Mohegan Tribe, Montville work together to get seniors vaccinated against COVID-19
Montville — The town and the Mohegan Tribe’s latest joint effort involves getting seniors vaccinated.
In the past couple weeks, as well as on Thursday, the tribe has worked with the Montville Senior Center to block off times at its COVID-19 vaccination clinics, run by Yale New Haven Health in the Mohegan Sun convention center, specifically for seniors in town. Town Councilor Billy Caron helped Senior Center and Social Services Director Kathie Doherty-Peck connect with the tribe.
Doherty-Peck said the assistance has been critically important to the town’s mission of helping seniors receive their shots. When the vaccine started coming out, she and her small staff tried to navigate the proper channels with seniors to set up appointments.
“A lot of our seniors don’t have computers, and the telephone wait was so long. It’s a process,” she said.
“Unfortunately, many seniors were going without because they either couldn’t do it or they couldn’t get to where it was being offered. My seniors don’t drive to Hartford, for example, so it was a real dilemma," she said. "We’re very fortunate that the tribe helped us make this happen. They’re very good to us and the populations we serve.”
“The Mohegan Tribe has always felt and known that Montville was their home, so anything they can do to be helpful to their friends, neighbors and extended family, they do without second thought,” said tribe spokesperson Chuck Bunnell, who helped coordinate the initiative. “Some of the seniors couldn’t get vaccinated the first time around, so we made it happen again.”
Doherty-Peck said after the first shot, an appointment for the next one is determined on the spot.
The seniors who were unable to get an appointment elsewhere — the town also has been trying to set up seniors with appointments at CVS, for instance — either drove themselves, had a family member drive them or were shuttled there via van by senior center staff.
“We got a lot of our seniors into CVS or Walgreens, which is wonderful, but it’s very hard. We go in every day and we often see everything booked,” Doherty-Peck said. “We load up our van, our bus, and we follow protocol by keeping them separated on the bus. We go back and forth to take other groups because with these safety protocols, we can’t fill up each ride completely.”
The town has been trying to get the word out to seniors about the opportunity.
“Folks have been calling us, or their children live in another state and they’re calling us, asking, ‘Where does my mom go for her vaccine?’” Doherty-Peck said. “People are looking for help. So we make a list (of seniors who need vaccinations) and then we call people. A lot of seniors do come to the senior center regularly themselves, but for those who don’t, they hopefully call here so we can sign them up.”
The state made the vaccine available to people by age group, and the town followed those guidelines. But, Doherty-Peck said, a lot of people aged 75-plus weren’t vaccinated before eligibility expanded and she feared for the people who fell behind.

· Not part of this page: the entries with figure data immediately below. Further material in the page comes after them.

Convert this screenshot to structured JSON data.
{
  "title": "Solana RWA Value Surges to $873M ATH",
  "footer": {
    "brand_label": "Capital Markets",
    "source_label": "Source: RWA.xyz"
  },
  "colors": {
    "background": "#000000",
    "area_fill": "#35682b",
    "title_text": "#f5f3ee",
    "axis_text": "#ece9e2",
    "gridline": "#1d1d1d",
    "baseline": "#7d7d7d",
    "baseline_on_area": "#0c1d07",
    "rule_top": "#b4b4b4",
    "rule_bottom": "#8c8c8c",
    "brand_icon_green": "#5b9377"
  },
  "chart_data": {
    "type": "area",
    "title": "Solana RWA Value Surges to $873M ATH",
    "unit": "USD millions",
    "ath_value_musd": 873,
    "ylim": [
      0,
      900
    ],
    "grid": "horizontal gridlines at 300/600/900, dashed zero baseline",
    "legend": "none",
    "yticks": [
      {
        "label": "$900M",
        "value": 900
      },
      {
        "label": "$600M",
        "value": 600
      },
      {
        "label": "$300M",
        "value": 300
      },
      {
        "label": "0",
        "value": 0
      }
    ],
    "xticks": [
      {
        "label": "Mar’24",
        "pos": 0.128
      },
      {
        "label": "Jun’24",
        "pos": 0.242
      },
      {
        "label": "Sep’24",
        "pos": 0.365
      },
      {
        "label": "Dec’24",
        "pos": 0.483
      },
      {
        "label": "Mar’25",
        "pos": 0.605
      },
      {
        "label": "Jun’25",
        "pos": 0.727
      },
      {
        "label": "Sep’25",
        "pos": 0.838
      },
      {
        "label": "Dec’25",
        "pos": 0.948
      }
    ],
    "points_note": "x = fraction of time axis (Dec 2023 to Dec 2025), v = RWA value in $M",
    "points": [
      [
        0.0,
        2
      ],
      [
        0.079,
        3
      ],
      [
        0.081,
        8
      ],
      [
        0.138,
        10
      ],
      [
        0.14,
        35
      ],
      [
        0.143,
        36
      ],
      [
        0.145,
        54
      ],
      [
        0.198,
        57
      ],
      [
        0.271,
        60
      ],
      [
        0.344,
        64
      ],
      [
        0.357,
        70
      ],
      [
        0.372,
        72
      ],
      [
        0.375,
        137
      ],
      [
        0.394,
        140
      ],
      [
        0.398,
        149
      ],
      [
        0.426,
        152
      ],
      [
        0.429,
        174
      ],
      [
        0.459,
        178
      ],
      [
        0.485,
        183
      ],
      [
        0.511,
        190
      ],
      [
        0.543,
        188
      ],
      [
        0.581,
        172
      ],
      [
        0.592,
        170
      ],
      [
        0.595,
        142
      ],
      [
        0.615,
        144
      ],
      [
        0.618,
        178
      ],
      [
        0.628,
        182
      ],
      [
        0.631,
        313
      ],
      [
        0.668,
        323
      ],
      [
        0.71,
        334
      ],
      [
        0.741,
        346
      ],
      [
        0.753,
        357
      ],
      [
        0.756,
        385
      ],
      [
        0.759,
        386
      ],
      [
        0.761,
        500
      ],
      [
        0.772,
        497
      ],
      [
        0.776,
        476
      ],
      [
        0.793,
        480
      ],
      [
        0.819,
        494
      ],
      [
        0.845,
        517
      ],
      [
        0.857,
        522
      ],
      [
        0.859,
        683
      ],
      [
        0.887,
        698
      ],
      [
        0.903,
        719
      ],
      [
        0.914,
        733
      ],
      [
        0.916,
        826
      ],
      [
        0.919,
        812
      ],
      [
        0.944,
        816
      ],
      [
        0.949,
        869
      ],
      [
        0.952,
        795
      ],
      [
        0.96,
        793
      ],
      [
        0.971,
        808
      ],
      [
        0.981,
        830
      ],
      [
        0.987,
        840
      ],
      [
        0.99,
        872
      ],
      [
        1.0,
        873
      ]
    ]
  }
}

“Obviously I want everybody to get vaccinated, but when they opened up new age groups after 75-plus, I was like, ‘Oh my goodness, we haven’t even gotten this group taken care of yet,’” she said.
She said Montville seniors have 40 slots per time block and they’ve filled up quickly. On Thursday, one of the two groups of seniors organized by the town received second doses of the vaccine. The other group will receive second doses in the coming weeks.
Bunnell elaborated on the relationship between Montville and the tribe.
“The Mohegans and the people of Montville have grown up next to each other and with each other for generations, so this is what they’ve been doing throughout their entire history,” he said. “These acts of kindness have been going back and forth between the town and the tribe literally for 13 generations.”